If you want to understand what actually works for lasting behavior change, including how to find the right version of a behavior for your personality, constraints, and life circumstances, I wrote an entire book on this: Real Change: Achieve Lasting Transformation. It covers the science of person-behavior fit and why matching beats forcing, every time.
References
Daw, N. D., & O’Doherty, J. P. (2014). Multiple systems for value learning. In P. W. Glimcher & E. Fehr (Eds.), Neuroeconomics: Decision making and the brain (2nd ed., pp. 393–410). Academic Press.
Dickinson, A. (1985). Actions and habits: The development of behavioural autonomy. Philosophical Transactions of the Royal Society of London B, 308(1135), 67–78.
Hull, C. L. (1943).
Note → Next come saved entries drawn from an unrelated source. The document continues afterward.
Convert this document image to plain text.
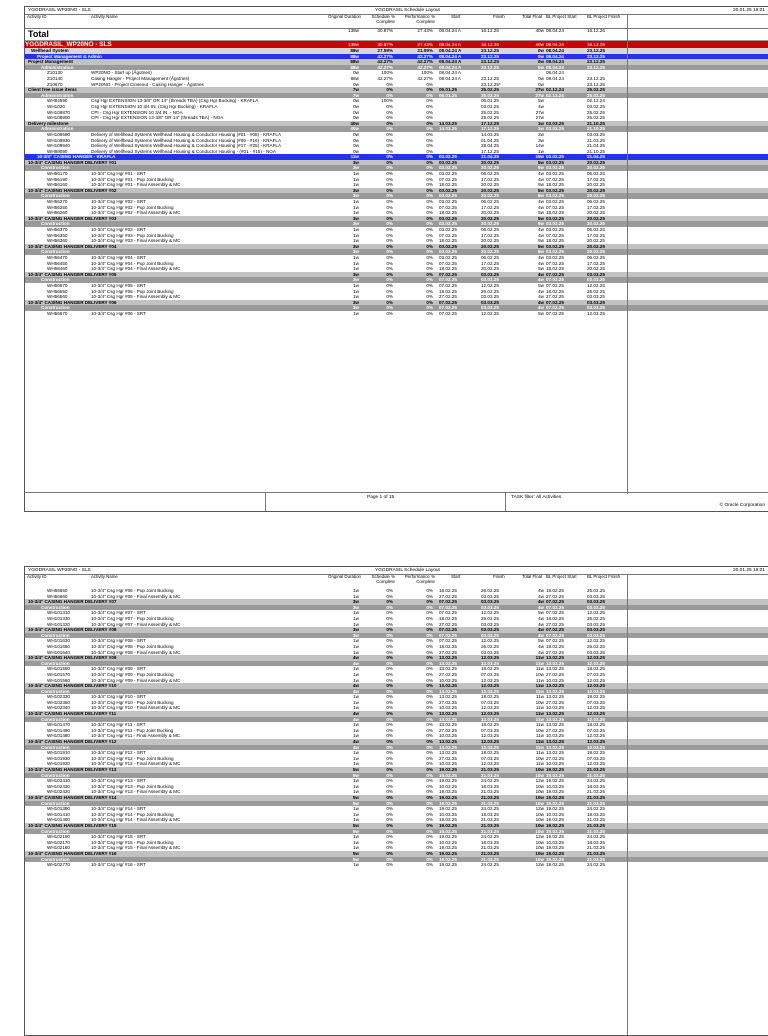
YGGDRASIL WP20NO - SLS	YGGDRASIL Schedule Layout	20.01.25 19:01
Activity ID	Activity Name	Original Duration	Schedule % Complete
Performance % Complete
Start	Finish	Total Float BL Project Start	BL Project Finish
Total	138w	30.87%	27.43% 08.04.24 A	16.12.26	40w 08.04.24	16.12.26
YGGDRASIL_WP20NO - SLS	138w	30.87%	27.43% 08.04.24 A	16.12.26	40w 08.04.24	16.12.26
Wellhead System	88w	27.59%	21.09% 08.04.24 A	23.12.25	0w 08.04.24	23.12.25
Project Management & Admin	88w	42.27%	42.27% 08.04.24 A	23.12.25	0w 08.04.24	23.12.25
Project Management	88w	42.27%	42.27% 08.04.24 A	23.12.25	0w 08.04.24	23.12.25
Administration	88w	42.27%	42.27% 08.04.24 A	23.12.25	0w 08.04.24	23.12.25
Z10130	WP20NO - Start up (Ågotnes)	0w	100%	100% 08.04.24 A	08.04.24
Z10140	Casing Hanger - Project Management (Ågotnes)	88w	42.27%	42.27% 08.04.24 A	23.12.25	0w 08.04.24	23.12.25
Z10670	WP20NO - Project Closeout - Casing Hanger - Ågotnes	0w	0%	0%	23.12.25*	0w	23.12.25
Client free issue items	7w	0%	0% 06.01.25	25.02.25	27w 02.12.24	25.02.25
Administration	7w	0%	0% 06.01.25	25.02.25	27w 02.12.24	25.02.25
WH84590	Csg Hgr EXTENSION 13-3/8" OR 14" (threads TBA) (Csg Hgr Bucking) - KRAFLA	0w	100%	0%	06.01.25	5w	02.12.24
WH1020	Csg Hgr EXTENSION 10 3/4 IN. (Csg Hgr Bucking) - KRAFLA	0w	0%	0%	03.02.25	4w	03.02.25
WH108870	CPI - Csg Hgr EXTENSION 10 3/4 IN. - NOA	0w	0%	0%	25.02.25	27w	25.02.25
WH108900	CPI - Csg Hgr EXTENSION 13-3/8" OR 14" (threads TBA) - NOA	0w	0%	0%	25.02.25	27w	25.02.25
Delivery milestone	40w	0%	0% 14.03.25	17.12.25	1w 03.03.25	21.10.25
Administration	40w	0%	0% 14.03.25	17.12.25	1w 03.03.25	21.10.25
WH109590	Delivery of Wellhead Systems Wellhead Housing & Conductor Housing (#01 - #08) - KRAFLA	0w	0%	0%	14.03.25	2w	03.03.25
WH109930	Delivery of Wellhead Systems Wellhead Housing & Conductor Housing (#09 - #16) - KRAFLA	0w	0%	0%	01.04.25	3w	21.03.25
WH109940	Delivery of Wellhead Systems Wellhead Housing & Conductor Housing (#17 - #25) - KRAFLA	0w	0%	0%	28.04.25	14w	21.04.25
WH89090	Delivery of Wellhead Systems Wellhead Housing & Conductor Housing - (#01 - #15) - NOA	0w	0%	0%	17.12.25	1w	21.10.25
10-3/4" CASING HANGER - KRAFLA	11w	0%	0% 03.02.25	21.04.25	15w 03.02.25	21.04.25
10-3/4" CASING HANGER DELIVERY #01	3w	0%	0% 03.02.25	20.02.25	5w 03.02.25	20.02.25
Construction	3w	0%	0% 03.02.25	20.02.25	5w 03.02.25	20.02.25
WH56170	10-3/4" Csg Hgr #01 - SRT	1w	0%	0% 03.02.25	06.02.25	4w 03.02.25	06.02.25
WH56190	10-3/4" Csg Hgr #01 - Pup Joint Bucking	1w	0%	0% 07.02.25	17.02.25	4w 07.02.25	17.02.25
WH56160	10-3/4" Csg Hgr #01 - Final Assembly & MC	1w	0%	0% 18.02.25	20.02.25	5w 18.02.25	20.02.25
10-3/4" CASING HANGER DELIVERY #02	3w	0%	0% 03.02.25	20.02.25	5w 03.02.25	20.02.25
Construction	3w	0%	0% 03.02.25	20.02.25	5w 03.02.25	20.02.25
WH56270	10-3/4" Csg Hgr #02 - SRT	1w	0%	0% 03.02.25	06.02.25	4w 03.02.25	06.02.25
WH56250	10-3/4" Csg Hgr #02 - Pup Joint Bucking	1w	0%	0% 07.02.25	17.02.25	4w 07.02.25	17.02.25
WH56260	10-3/4" Csg Hgr #02 - Final Assembly & MC	1w	0%	0% 18.02.25	20.02.25	5w 18.02.25	20.02.25
10-3/4" CASING HANGER DELIVERY #03	3w	0%	0% 03.02.25	20.02.25	5w 03.02.25	20.02.25
Construction	3w	0%	0% 03.02.25	20.02.25	5w 03.02.25	20.02.25
WH56370	10-3/4" Csg Hgr #03 - SRT	1w	0%	0% 03.02.25	06.02.25	4w 03.02.25	06.02.25
WH56350	10-3/4" Csg Hgr #03 - Pup Joint Bucking	1w	0%	0% 07.02.25	17.02.25	4w 07.02.25	17.02.25
WH56360	10-3/4" Csg Hgr #03 - Final Assembly & MC	1w	0%	0% 18.02.25	20.02.25	5w 18.02.25	20.02.25
10-3/4" CASING HANGER DELIVERY #04	3w	0%	0% 03.02.25	20.02.25	5w 03.02.25	20.02.25
Construction	3w	0%	0% 03.02.25	20.02.25	5w 03.02.25	20.02.25
WH56470	10-3/4" Csg Hgr #04 - SRT	1w	0%	0% 03.02.25	06.02.25	4w 03.02.25	06.02.25
WH56450	10-3/4" Csg Hgr #04 - Pup Joint Bucking	1w	0%	0% 07.02.25	17.02.25	4w 07.02.25	17.02.25
WH56460	10-3/4" Csg Hgr #04 - Final Assembly & MC	1w	0%	0% 18.02.25	20.02.25	5w 18.02.25	20.02.25
10-3/4" CASING HANGER DELIVERY #05	3w	0%	0% 07.02.25	03.03.25	4w 07.02.25	03.03.25
Construction	3w	0%	0% 07.02.25	03.03.25	4w 07.02.25	03.03.25
WH56570	10-3/4" Csg Hgr #05 - SRT	1w	0%	0% 07.02.25	12.02.25	5w 07.02.25	12.02.25
WH56550	10-3/4" Csg Hgr #05 - Pup Joint Bucking	1w	0%	0% 18.02.25	26.02.25	4w 18.02.25	26.02.25
WH56560	10-3/4" Csg Hgr #05 - Final Assembly & MC	1w	0%	0% 27.02.25	03.03.25	4w 27.02.25	03.03.25
10-3/4" CASING HANGER DELIVERY #06	3w	0%	0% 07.02.25	03.03.25	4w 07.02.25	03.03.25
Construction	3w	0%	0% 07.02.25	03.03.25	4w 07.02.25	03.03.25
WH56670	10-3/4" Csg Hgr #06 - SRT	1w	0%	0% 07.02.25	12.02.25	5w 07.02.25	12.02.25
Page 1 of 15	TASK filter: All Activities
© Oracle Corporation
YGGDRASIL WP20NO - SLS	YGGDRASIL Schedule Layout	20.01.25 19:01
Activity ID	Activity Name	Original Duration	Schedule % Complete
Performance % Complete
Start	Finish	Total Float BL Project Start	BL Project Finish
WH56650	10-3/4" Csg Hgr #06 - Pup Joint Bucking	1w	0%	0% 18.02.25	26.02.25	4w 18.02.25	26.02.25
WH56660	10-3/4" Csg Hgr #06 - Final Assembly & MC	1w	0%	0% 27.02.25	03.03.25	4w 27.02.25	03.03.25
10-3/4" CASING HANGER DELIVERY #07	3w	0%	0% 07.02.25	03.03.25	4w 07.02.25	03.03.25
Construction	3w	0%	0% 07.02.25	03.03.25	4w 07.02.25	03.03.25
WH101310	10-3/4" Csg Hgr #07 - SRT	1w	0%	0% 07.02.25	12.02.25	5w 07.02.25	12.02.25
WH101330	10-3/4" Csg Hgr #07 - Pup Joint Bucking	1w	0%	0% 18.02.25	26.02.25	4w 18.02.25	26.02.25
WH101320	10-3/4" Csg Hgr #07 - Final Assembly & MC	1w	0%	0% 27.02.25	03.03.25	4w 27.02.25	03.03.25
10-3/4" CASING HANGER DELIVERY #08	3w	0%	0% 07.02.25	03.03.25	4w 07.02.25	03.03.25
Construction	3w	0%	0% 07.02.25	03.03.25	4w 07.02.25	03.03.25
WH101630	10-3/4" Csg Hgr #08 - SRT	1w	0%	0% 07.02.25	12.02.25	5w 07.02.25	12.02.25
WH101650	10-3/4" Csg Hgr #08 - Pup Joint Bucking	1w	0%	0% 18.02.25	26.02.25	4w 18.02.25	26.02.25
WH101640	10-3/4" Csg Hgr #08 - Final Assembly & MC	1w	0%	0% 27.02.25	03.03.25	4w 27.02.25	03.03.25
10-3/4" CASING HANGER DELIVERY #09	4w	0%	0% 13.02.25	12.03.25	11w 13.02.25	12.03.25
Construction	4w	0%	0% 13.02.25	12.03.25	11w 13.02.25	12.03.25
WH101550	10-3/4" Csg Hgr #09 - SRT	1w	0%	0% 13.02.25	18.02.25	11w 13.02.25	18.02.25
WH101570	10-3/4" Csg Hgr #09 - Pup Joint Bucking	1w	0%	0% 27.02.25	07.03.25	10w 27.02.25	07.03.25
WH101560	10-3/4" Csg Hgr #09 - Final Assembly & MC	1w	0%	0% 10.03.25	12.03.25	11w 10.03.25	12.03.25
10-3/4" CASING HANGER DELIVERY #10	4w	0%	0% 13.02.25	12.03.25	11w 13.02.25	12.03.25
Construction	4w	0%	0% 13.02.25	12.03.25	11w 13.02.25	12.03.25
WH102330	10-3/4" Csg Hgr #10 - SRT	1w	0%	0% 13.02.25	18.02.25	11w 13.02.25	18.02.25
WH102350	10-3/4" Csg Hgr #10 - Pup Joint Bucking	1w	0%	0% 27.02.25	07.03.25	10w 27.02.25	07.03.25
WH102340	10-3/4" Csg Hgr #10 - Final Assembly & MC	1w	0%	0% 10.03.25	12.03.25	11w 10.03.25	12.03.25
10-3/4" CASING HANGER DELIVERY #11	4w	0%	0% 13.02.25	12.03.25	11w 13.02.25	12.03.25
Construction	4w	0%	0% 13.02.25	12.03.25	11w 13.02.25	12.03.25
WH101470	10-3/4" Csg Hgr #11 - SRT	1w	0%	0% 13.02.25	18.02.25	11w 13.02.25	18.02.25
WH101490	10-3/4" Csg Hgr #11 - Pup Joint Bucking	1w	0%	0% 27.02.25	07.03.25	10w 27.02.25	07.03.25
WH101480	10-3/4" Csg Hgr #11 - Final Assembly & MC	1w	0%	0% 10.03.25	12.03.25	11w 10.03.25	12.03.25
10-3/4" CASING HANGER DELIVERY #12	4w	0%	0% 13.02.25	12.03.25	11w 13.02.25	12.03.25
Construction	4w	0%	0% 13.02.25	12.03.25	11w 13.02.25	12.03.25
WH101910	10-3/4" Csg Hgr #12 - SRT	1w	0%	0% 13.02.25	18.02.25	11w 13.02.25	18.02.25
WH101930	10-3/4" Csg Hgr #12 - Pup Joint Bucking	1w	0%	0% 27.02.25	07.03.25	10w 27.02.25	07.03.25
WH101920	10-3/4" Csg Hgr #12 - Final Assembly & MC	1w	0%	0% 10.03.25	12.03.25	11w 10.03.25	12.03.25
10-3/4" CASING HANGER DELIVERY #13	5w	0%	0% 19.02.25	21.03.25	10w 19.02.25	21.03.25
Construction	5w	0%	0% 19.02.25	21.03.25	10w 19.02.25	21.03.25
WH102410	10-3/4" Csg Hgr #13 - SRT	1w	0%	0% 19.02.25	24.02.25	12w 19.02.25	24.02.25
WH102430	10-3/4" Csg Hgr #13 - Pup Joint Bucking	1w	0%	0% 10.03.25	18.03.25	10w 10.03.25	18.03.25
WH102420	10-3/4" Csg Hgr #13 - Final Assembly & MC	1w	0%	0% 19.03.25	21.03.25	10w 19.03.25	21.03.25
10-3/4" CASING HANGER DELIVERY #14	5w	0%	0% 19.02.25	21.03.25	10w 19.02.25	21.03.25
Construction	5w	0%	0% 19.02.25	21.03.25	10w 19.02.25	21.03.25
WH101390	10-3/4" Csg Hgr #14 - SRT	1w	0%	0% 19.02.25	24.02.25	12w 19.02.25	24.02.25
WH101410	10-3/4" Csg Hgr #14 - Pup Joint Bucking	1w	0%	0% 10.03.25	18.03.25	10w 10.03.25	18.03.25
WH101400	10-3/4" Csg Hgr #14 - Final Assembly & MC	1w	0%	0% 19.03.25	21.03.25	10w 19.03.25	21.03.25
10-3/4" CASING HANGER DELIVERY #15	5w	0%	0% 19.02.25	21.03.25	10w 19.02.25	21.03.25
Construction	5w	0%	0% 19.02.25	21.03.25	10w 19.02.25	21.03.25
WH102150	10-3/4" Csg Hgr #15 - SRT	1w	0%	0% 19.02.25	24.02.25	12w 19.02.25	24.02.25
WH102170	10-3/4" Csg Hgr #15 - Pup Joint Bucking	1w	0%	0% 10.03.25	18.03.25	10w 10.03.25	18.03.25
WH102160	10-3/4" Csg Hgr #15 - Final Assembly & MC	1w	0%	0% 19.03.25	21.03.25	10w 19.03.25	21.03.25
10-3/4" CASING HANGER DELIVERY #16	5w	0%	0% 19.02.25	21.03.25	10w 19.02.25	21.03.25
Construction	5w	0%	0% 19.02.25	21.03.25	10w 19.02.25	21.03.25
WH102770	10-3/4" Csg Hgr #16 - SRT	1w	0%	0% 19.02.25	24.02.25	12w 19.02.25	24.02.25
Principles of behavior: An introduction to behavior theory. Appleton-Century-Crofts.
Lally, P., van Jaarsveld, C. H. M., Potts, H. W. W., & Wardle, J. (2010). How are habits formed: Modelling habit formation in the real world. European Journal of Social Psychology, 40(6), 998–1009.
Verplanken, B. (2006). Beyond frequency: Habit as a mental construct. British Journal of Social Psychology, 45(3), 639–656.
Wood, W., & Neal, D. T. (2007). A new look at habits and the habit-goal interface. Psychological Review, 114(4), 843–863.